Drill
The drill alert arrived at 0847 precisely.
Captain Elizabeth Shaw was in her ready room, three hours into the morning paperwork, when TYCHE’s voice came through the overhead speaker.
“Captain. Fleet Command has initiated a synchronized fold-drive emergency drill across all three vessels. Commencing in six minutes. All senior officers are reporting to stations.”
Shaw set her pen down. The pen her father had given her, the one she used only for orders that mattered. She had not been using it for orders. She had been reading a supply requisition from the galley.

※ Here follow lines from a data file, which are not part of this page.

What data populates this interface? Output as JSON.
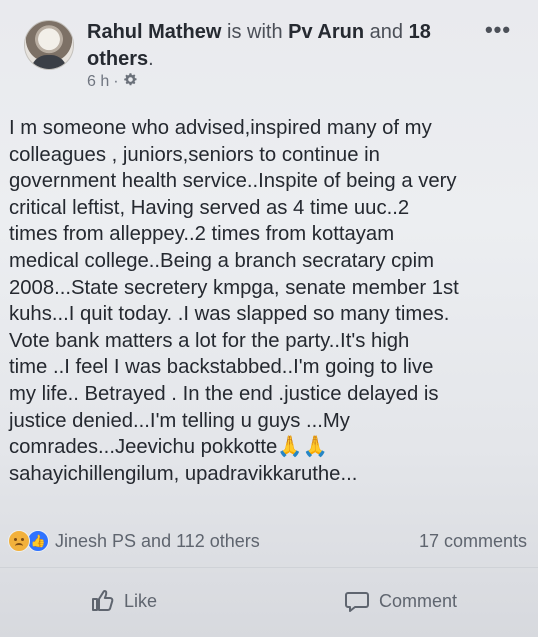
{
  "post": {
    "author": "Rahul Mathew",
    "is_with": "is with",
    "tagged_name": "Pv Arun",
    "and_text": "and",
    "others_count_text": "18 others",
    "period": ".",
    "time": "6 h",
    "separator": "·",
    "privacy_icon": "gear-icon",
    "more_icon_text": "•••",
    "body": "I m someone who advised,inspired many of my\ncolleagues , juniors,seniors to continue in\ngovernment health service..Inspite of being a very\ncritical leftist, Having served as 4 time uuc..2\ntimes from alleppey..2 times from kottayam\nmedical college..Being a branch secratary cpim\n2008...State secretery kmpga, senate member 1st\nkuhs...I quit today. .I was slapped so many times.\nVote bank matters a lot for the party..It's high\ntime ..I feel I was backstabbed..I'm going to live\nmy life.. Betrayed . In the end .justice delayed is\njustice denied...I'm telling u guys ...My\ncomrades...Jeevichu pokkotte🙏🙏\nsahayichillengilum, upadravikkaruthe..."
  },
  "reactions": {
    "summary": "Jinesh PS and 112 others",
    "comments": "17 comments",
    "icons": [
      "sad-reaction-icon",
      "like-reaction-icon"
    ]
  },
  "actions": {
    "like_label": "Like",
    "comment_label": "Comment"
  },
  "colors": {
    "like_blue": "#2f73ff",
    "sad_yellow": "#f2b13c",
    "text": "#262a31",
    "muted": "#5f656f"
  }
}
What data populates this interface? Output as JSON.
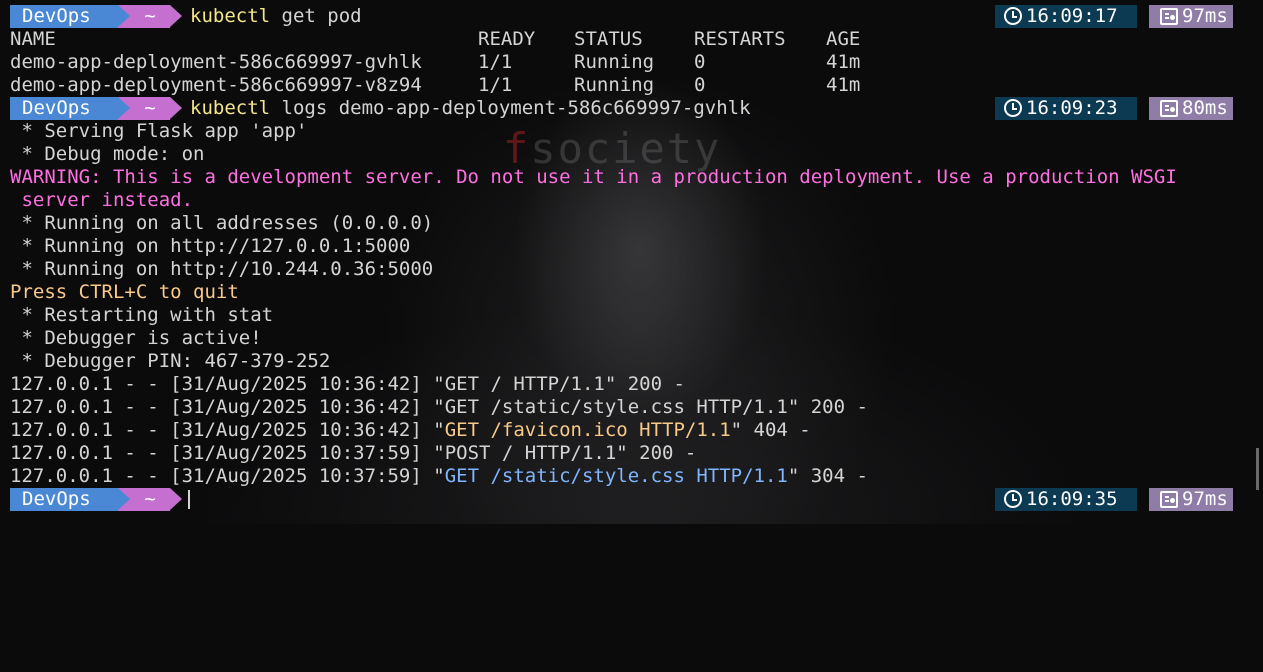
{
  "prompts": [
    {
      "user": "DevOps",
      "dir": "~",
      "cmd_prefix": "kubectl",
      "cmd_rest": " get pod",
      "time": "16:09:17",
      "duration": "97ms"
    },
    {
      "user": "DevOps",
      "dir": "~",
      "cmd_prefix": "kubectl",
      "cmd_rest": " logs demo-app-deployment-586c669997-gvhlk",
      "time": "16:09:23",
      "duration": "80ms"
    },
    {
      "user": "DevOps",
      "dir": "~",
      "cmd_prefix": "",
      "cmd_rest": "",
      "time": "16:09:35",
      "duration": "97ms"
    }
  ],
  "pod_table": {
    "headers": [
      "NAME",
      "READY",
      "STATUS",
      "RESTARTS",
      "AGE"
    ],
    "rows": [
      [
        "demo-app-deployment-586c669997-gvhlk",
        "1/1",
        "Running",
        "0",
        "41m"
      ],
      [
        "demo-app-deployment-586c669997-v8z94",
        "1/1",
        "Running",
        "0",
        "41m"
      ]
    ]
  },
  "logs": {
    "serving": " * Serving Flask app 'app'",
    "debug_mode": " * Debug mode: on",
    "warning_1": "WARNING: This is a development server. Do not use it in a production deployment. Use a production WSGI",
    "warning_2": " server instead.",
    "running_all": " * Running on all addresses (0.0.0.0)",
    "running_local": " * Running on http://127.0.0.1:5000",
    "running_pod": " * Running on http://10.244.0.36:5000",
    "quit": "Press CTRL+C to quit",
    "restarting": " * Restarting with stat",
    "debugger_active": " * Debugger is active!",
    "debugger_pin": " * Debugger PIN: 467-379-252",
    "requests": [
      {
        "prefix": "127.0.0.1 - - [31/Aug/2025 10:36:42] \"",
        "request": "GET / HTTP/1.1",
        "suffix": "\" 200 -",
        "color": "plain"
      },
      {
        "prefix": "127.0.0.1 - - [31/Aug/2025 10:36:42] \"",
        "request": "GET /static/style.css HTTP/1.1",
        "suffix": "\" 200 -",
        "color": "plain"
      },
      {
        "prefix": "127.0.0.1 - - [31/Aug/2025 10:36:42] \"",
        "request": "GET /favicon.ico HTTP/1.1",
        "suffix": "\" 404 -",
        "color": "orange"
      },
      {
        "prefix": "127.0.0.1 - - [31/Aug/2025 10:37:59] \"",
        "request": "POST / HTTP/1.1",
        "suffix": "\" 200 -",
        "color": "plain"
      },
      {
        "prefix": "127.0.0.1 - - [31/Aug/2025 10:37:59] \"",
        "request": "GET /static/style.css HTTP/1.1",
        "suffix": "\" 304 -",
        "color": "blue"
      }
    ]
  },
  "background_logo": {
    "first": "f",
    "rest": "society"
  },
  "colors": {
    "user_segment": "#4a88d6",
    "dir_segment": "#c56fd1",
    "time_segment": "#0b3a52",
    "duration_segment": "#8f7ca7",
    "command": "#f2e58a",
    "warning": "#ff6fe0",
    "quit": "#f9c98a",
    "status_404": "#f9c98a",
    "status_304": "#7fb6ff"
  },
  "icons": {
    "time": "clock-icon",
    "duration": "stopwatch-icon"
  }
}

“TYCHE. Confirm receipt. I am on my way.”
The bridge of the UENS Vanguard was a tight semicircle of fourteen stations arrayed around the central command position. The lighting was cool and functional. The air smelled of recycled atmosphere and the faint ozone tang of tactical displays running hot. By the time Shaw stepped through the aft hatch at 0850, twelve of those stations were occupied. The thirteenth officer was running from the mess. The fourteenth arrived before Shaw had settled into the command chair.
Her tactical officer was Lieutenant Commander Rachel Osei. Nigerian, late twenties, three commendations for simulation accuracy. She had been aboard Vanguard for five days. Shaw had not yet decided whether she was fast enough.
“Lieutenant Commander Osei. Fold-readiness drill. You have the board.”
“Aye, Captain.” Osei’s hands were already on the console. “Initiating cold-start protocol. Reactor spin-up to operational threshold. Fold Drive safeties disengaging.”
The data cascaded across the main display and fourteen console screens simultaneously. TYCHE generated a real-time overlay, probability distributions mapping the crew’s response cadence against simulation benchmarks. Shaw tracked the numbers the way she had tracked the lifeboat’s reactor output during the invasion. The way you track something that will kill you if you look away.
“Reactor at threshold,” Osei said. “Fold Drive coming online.”
Shaw’s eyes found the navigation console. Lieutenant D’Souza was running the handoff protocol from tactical to nav. The handoff was simple in theory. Tactical identified fold-safe vectors based on sensor sweeps and stellar cartography. Navigation loaded them and plotted the jump. The protocol existed to prevent a ship from folding into an asteroid, another vessel, or a gravity well. It had existed since the first Fold Drive was salvaged from Vethrak wreckage. It had been refined every year since.
“Vectors locked,” Osei said.
“Navigation has the board,” D’Souza said.
There was a pause.
It was not a long pause. TYCHE would log it later at four point seven seconds between vector lock and navigation confirmation. In the simulation bay, four point seven seconds was within Fleet tolerance. In combat, four point seven seconds was a dead ship.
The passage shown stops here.